Not Another Softball Post

I’m sorry, but since Theresa’s many attempts to sneak across the American boarders, including an ingenious plan involving a George Bush mask and a hot air balloon, have failed miserably and I am forced to continue here in Virginia as an unwilling bachelor, softball is one of the few things I have here that gives any meaning to my life (no, I haven’t forgotten about that pesky little law school thing I have to go to, but, as everyone here already knows, class is a much lesser priority than the North Grounds Softball League). Also, there would be absolutely no excuse not to post tonight, as we just finished our most important game of the season. That’s right, even if the Migra had finally tracked caught up to Theresa’s balloon and I had to rush off to Saskatchewan to plead her case in front of a tribunal of Mounties, I would have written this post on the plane. You may now be wondering, what made this particular game so important to merit such an immediate response? Well, simply put, it was the long-awaited meeting of Section J’s “Juiced” and Section C’s “Carnations,” and ever since an alleged Section J remark about C’s inescapable tendency of effectively wasting the majority of our joint contracts class with inane comments and irrelevant questions, which, as section J lore goes, actually did not happen, (although it might well could have considering the accuracy of the remark), the Sections have been the most bitter of rivals. Also, if the first meeting of long-time enemies is not enough to merit “greatest game ever” status, Professor Hynes increased the stakes by mediating a wager where the losing team gets to select the cold-call list for tomorrow’s class, which would only really make a difference if C won, because if we created a list that excluded all of J and only C spoke next class, I don’t think I would be able to tell the difference. All I’m trying to say here is that it was a big game.

So who won? Well, get ready to dodge some flying scrabble tiles because we might have a section of sore losers on our hands. Except of course, since Section C would be doing the throwing, their weapons would more likely be “My little Ponies,” than scrabble tiles—I don’t really know how you could lose at “My Little Ponies,” but if anyone could do it, our pals in Section C could. Oh, and to complete my retraction of this paragraph’s opening phrase, I guess you wouldn’t really need to dodge anything, because, as Section C so effectively established on the diamond today, their throwing skills are such that I would be reasonably confident that no-one near the tantrum would be at any sort of risk of being hit.
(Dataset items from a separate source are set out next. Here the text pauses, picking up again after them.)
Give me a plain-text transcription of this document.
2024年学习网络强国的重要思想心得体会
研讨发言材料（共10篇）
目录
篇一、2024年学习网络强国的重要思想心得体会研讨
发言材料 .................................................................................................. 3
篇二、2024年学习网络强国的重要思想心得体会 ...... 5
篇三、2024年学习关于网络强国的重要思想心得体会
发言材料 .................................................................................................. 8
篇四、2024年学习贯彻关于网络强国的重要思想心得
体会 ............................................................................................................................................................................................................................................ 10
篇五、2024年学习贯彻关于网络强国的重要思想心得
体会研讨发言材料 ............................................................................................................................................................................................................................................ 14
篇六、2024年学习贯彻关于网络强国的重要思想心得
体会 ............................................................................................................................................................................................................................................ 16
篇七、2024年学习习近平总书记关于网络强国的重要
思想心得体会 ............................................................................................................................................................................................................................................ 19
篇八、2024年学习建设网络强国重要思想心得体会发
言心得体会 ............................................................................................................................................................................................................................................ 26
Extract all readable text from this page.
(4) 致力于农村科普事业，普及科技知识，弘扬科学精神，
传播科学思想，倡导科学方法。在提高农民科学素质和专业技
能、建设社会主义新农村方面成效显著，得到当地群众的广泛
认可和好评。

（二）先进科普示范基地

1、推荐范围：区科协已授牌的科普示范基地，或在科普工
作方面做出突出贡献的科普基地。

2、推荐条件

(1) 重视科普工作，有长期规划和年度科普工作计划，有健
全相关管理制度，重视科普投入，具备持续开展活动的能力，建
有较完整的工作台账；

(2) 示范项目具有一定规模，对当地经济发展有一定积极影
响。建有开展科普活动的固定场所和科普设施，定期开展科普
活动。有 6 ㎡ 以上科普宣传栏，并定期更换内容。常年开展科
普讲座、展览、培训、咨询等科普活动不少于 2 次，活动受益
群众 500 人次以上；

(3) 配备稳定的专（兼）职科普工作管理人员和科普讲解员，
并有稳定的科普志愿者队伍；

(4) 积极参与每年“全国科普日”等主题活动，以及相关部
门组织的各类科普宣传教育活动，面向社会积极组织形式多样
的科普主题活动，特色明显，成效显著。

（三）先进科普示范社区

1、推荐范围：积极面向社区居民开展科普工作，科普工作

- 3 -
Am I being too hard on Section C? Well. after today reading the second of C’s resident blogger’s entries that include both “Section J” and “Sucks” it their titles, I have concluded that it isn’t. Anyway, here is the official game write-up, penned by J’s Bill (used without permission):

Section J: 9
Section C: 4

In what was a foregone conclusion, Section J defeated their arch-rivals Section C nine to four on the muddied field of Copley today. I don't want to play up how big a showdown this game was because then people might actually think Section C had a chance. But it was one of the biggest games of the year. Section J and C's contracts professor was there. He brought snacks and a deal that the winner could pick who in the other section would be called on next class. Best contracts professor ever.

Let's get this out of the way first. The Carnations? Are you kidding me? A pink carnation is either a symbol of a mother's undying love or what a bad prom date buys his soon to be ex-girlfriend.

Some highlights:

Section J had even stronger support than our usual…strong support. First, our amazing PAs. All five were there, with three of the five actually making the sacrifice of missing class. They even brought pizza and beer. So big thumbs ups to them for that. We even had 4 significant others in attendance. For the record, I don't think any of Section C's PAs were there. Although I actually give them credit for that: I wouldn't want to hang out with that section either if I didn't absolutely have to.
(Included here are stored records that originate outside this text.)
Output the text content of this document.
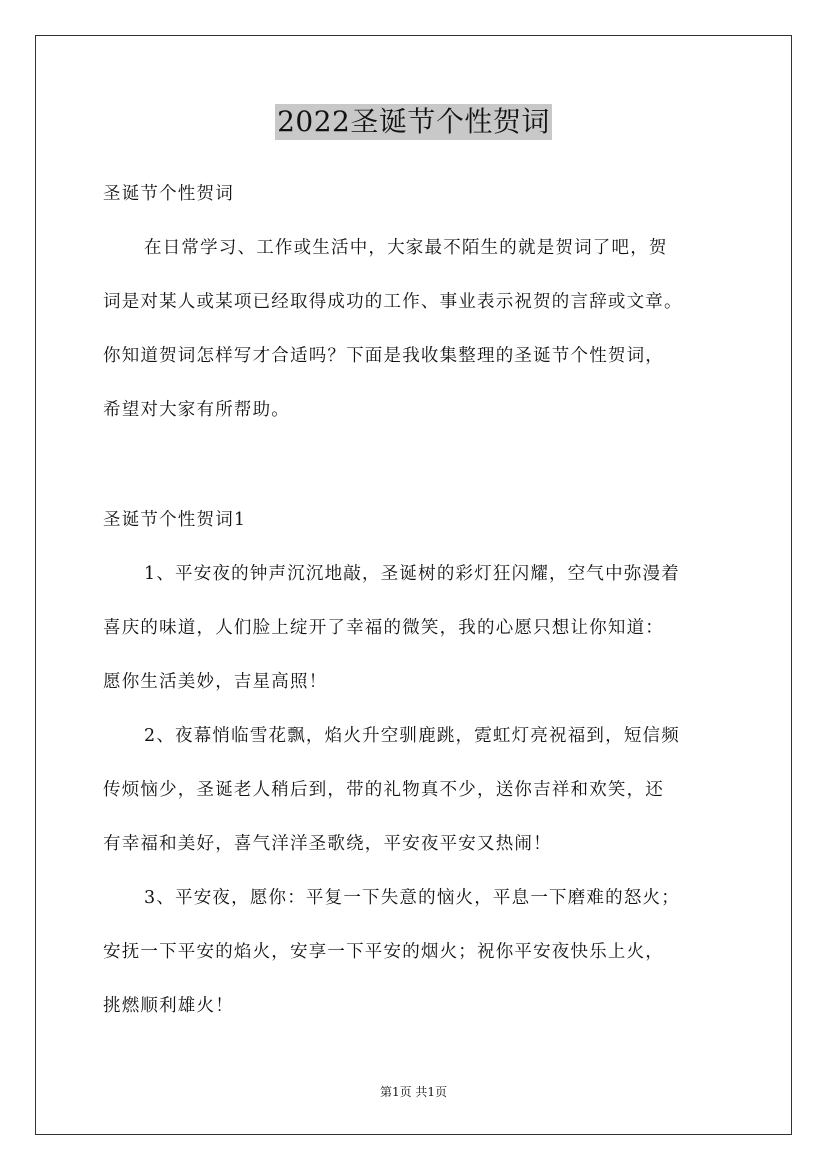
2022圣诞节个性贺词
圣诞节个性贺词
在日常学习、工作或生活中，大家最不陌生的就是贺词了吧，贺
词是对某人或某项已经取得成功的工作、事业表示祝贺的言辞或文章。
你知道贺词怎样写才合适吗？下面是我收集整理的圣诞节个性贺词，
希望对大家有所帮助。
圣诞节个性贺词1
1、平安夜的钟声沉沉地敲，圣诞树的彩灯狂闪耀，空气中弥漫着
喜庆的味道，人们脸上绽开了幸福的微笑，我的心愿只想让你知道：
愿你生活美妙，吉星高照！
2、夜幕悄临雪花飘，焰火升空驯鹿跳，霓虹灯亮祝福到，短信频
传烦恼少，圣诞老人稍后到，带的礼物真不少，送你吉祥和欢笑，还
有幸福和美好，喜气洋洋圣歌绕，平安夜平安又热闹！
3、平安夜，愿你：平复一下失意的恼火，平息一下磨难的怒火；
安抚一下平安的焰火，安享一下平安的烟火；祝你平安夜快乐上火，
挑燃顺利雄火！
第1页 共1页
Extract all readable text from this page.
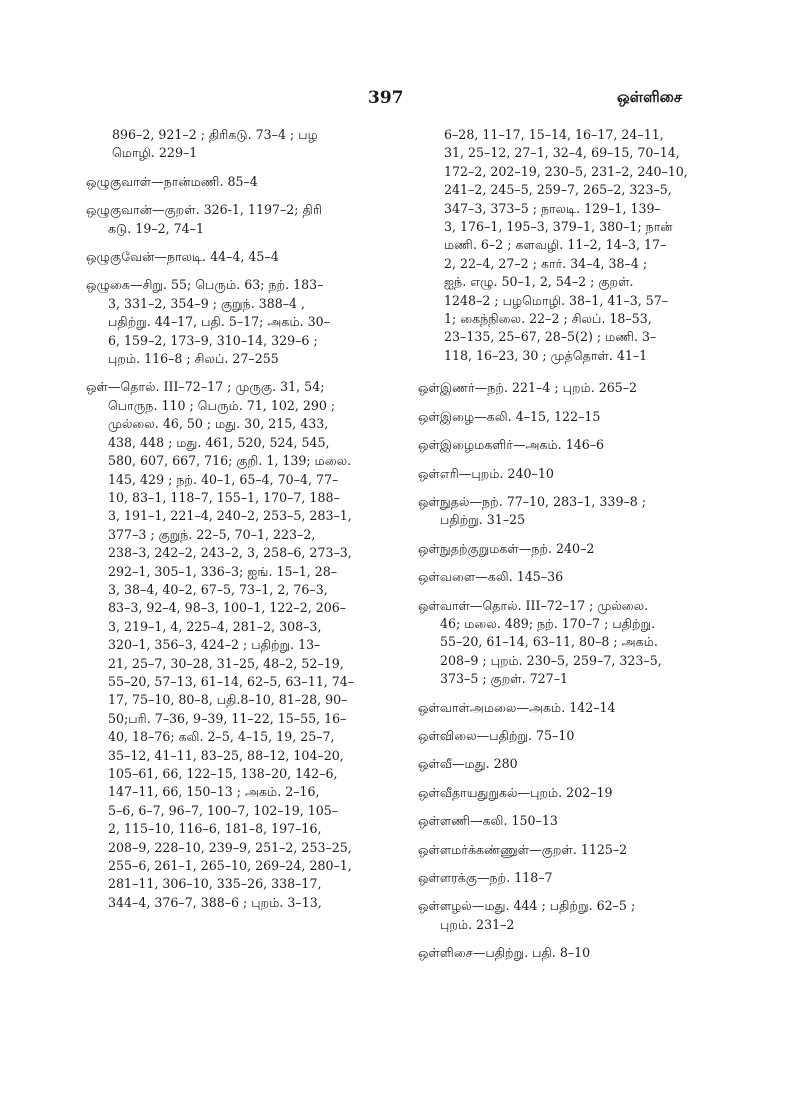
397	ஒள்ளிசை
896–2, 921–2 ; திரிகடு. 73–4 ; பழ
மொழி. 229–1
ஒழுகுவாள்—நான்மணி. 85–4
ஒழுகுவான்—குறள். 326-1, 1197–2; திரி
கடு. 19–2, 74–1
ஒழுகுவேன்—நாலடி. 44–4, 45–4
ஒழுகை—சிறு. 55; பெரும். 63; நற். 183–
3, 331–2, 354–9 ; குறுந். 388–4 ,
பதிற்று. 44–17, பதி. 5–17; அகம். 30–
6, 159–2, 173–9, 310–14, 329–6 ;
புறம். 116–8 ; சிலப். 27–255
ஒள்—தொல். III–72–17 ; முருகு. 31, 54;
பொருந. 110 ; பெரும். 71, 102, 290 ;
முல்லை. 46, 50 ; மது. 30, 215, 433,
438, 448 ; மது. 461, 520, 524, 545,
580, 607, 667, 716; குறி. 1, 139; மலை.
145, 429 ; நற். 40–1, 65–4, 70–4, 77–
10, 83–1, 118–7, 155–1, 170–7, 188–
3, 191–1, 221–4, 240–2, 253–5, 283–1,
377–3 ; குறுந். 22–5, 70–1, 223–2,
238–3, 242–2, 243–2, 3, 258–6, 273–3,
292–1, 305–1, 336–3; ஐங். 15–1, 28–
3, 38–4, 40–2, 67–5, 73–1, 2, 76–3,
83–3, 92–4, 98–3, 100–1, 122–2, 206–
3, 219–1, 4, 225–4, 281–2, 308–3,
320–1, 356–3, 424–2 ; பதிற்று. 13–
21, 25–7, 30–28, 31–25, 48–2, 52–19,
55–20, 57–13, 61–14, 62–5, 63–11, 74–
17, 75–10, 80–8, பதி.8–10, 81–28, 90–
50;பரி. 7–36, 9–39, 11–22, 15–55, 16–
40, 18–76; கலி. 2–5, 4–15, 19, 25–7,
35–12, 41–11, 83–25, 88–12, 104–20,
105–61, 66, 122–15, 138–20, 142–6,
147–11, 66, 150–13 ; அகம். 2–16,
5–6, 6–7, 96–7, 100–7, 102–19, 105–
2, 115–10, 116–6, 181–8, 197–16,
208–9, 228–10, 239–9, 251–2, 253–25,
255–6, 261–1, 265–10, 269–24, 280–1,
281–11, 306–10, 335–26, 338–17,
344–4, 376–7, 388–6 ; புறம். 3–13,
6–28, 11–17, 15–14, 16–17, 24–11,
31, 25–12, 27–1, 32–4, 69–15, 70–14,
172–2, 202–19, 230–5, 231–2, 240–10,
241–2, 245–5, 259–7, 265–2, 323–5,
347–3, 373–5 ; நாலடி. 129–1, 139–
3, 176–1, 195–3, 379–1, 380–1; நான்
மணி. 6–2 ; களவழி. 11–2, 14–3, 17–
2, 22–4, 27–2 ; கார். 34–4, 38–4 ;
ஐந். எழு. 50–1, 2, 54–2 ; குறள்.
1248–2 ; பழமொழி. 38–1, 41–3, 57–
1; கைந்நிலை. 22–2 ; சிலப். 18–53,
23–135, 25–67, 28–5(2) ; மணி. 3–
118, 16–23, 30 ; முத்தொள். 41–1
ஒள்இணர்—நற். 221–4 ; புறம். 265–2
ஒள்இழை—கலி. 4–15, 122–15
ஒள்இழைமகளிர்—அகம். 146–6
ஒள்எரி—புறம். 240–10
ஒள்நுதல்—நற். 77–10, 283–1, 339–8 ;
பதிற்று. 31–25
ஒள்நுதற்குறுமகள்—நற். 240–2
ஒள்வளை—கலி. 145–36
ஒள்வாள்—தொல். III–72–17 ; முல்லை.
46; மலை. 489; நற். 170–7 ; பதிற்று.
55–20, 61–14, 63–11, 80–8 ; அகம்.
208–9 ; புறம். 230–5, 259–7, 323–5,
373–5 ; குறள். 727–1
ஒள்வாள்அமலை—அகம். 142–14
ஒள்விலை—பதிற்று. 75–10
ஒள்வீ—மது. 280
ஒள்வீதாயதுறுகல்—புறம். 202–19
ஒள்ளணி—கலி. 150–13
ஒள்ளமர்க்கண்ணுள்—குறள். 1125–2
ஒள்ளரக்கு—நற். 118–7
ஒள்ளழல்—மது. 444 ; பதிற்று. 62–5 ;
புறம். 231–2
ஒள்ளிசை—பதிற்று. பதி. 8–10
Section C threatened a couple of times. Both times "The Bull" came up to bat. Let's just say he had one batting glove for each strikeout.

The game was mostly won and lost on fielding. Two players really just sum up each team's efforts. For Section C, their first baseman with the ridiculously short shorts. I'm sure you've seen him around the law school. No other male wears running shorts that short. After a routine grounder to the pitcher the ball was a bit off target. Let's just say his balls almost fell out of his daisy dukes while demonstrating the stretching ability of an 11 year old girl. The fact that they didn't, actually calls into question their existence. For Section J, Mike in the outfield. He single handedly was responsible for the last two outs of the game. The first time with an amazing dive and roll snowcone of a catch. The second time charging in for a ball that popped over the infield, picking it up, and flipping the ball to the second baseman in mid dive for the last out.

For the record, after winning 6 to 4 at the end of 5 innings, the umpire gave Section J the chance to end the game since an hour had elapsed. We immediately turned it down because we wanted another inning to run up the score. We also didn't want to give C an excuse.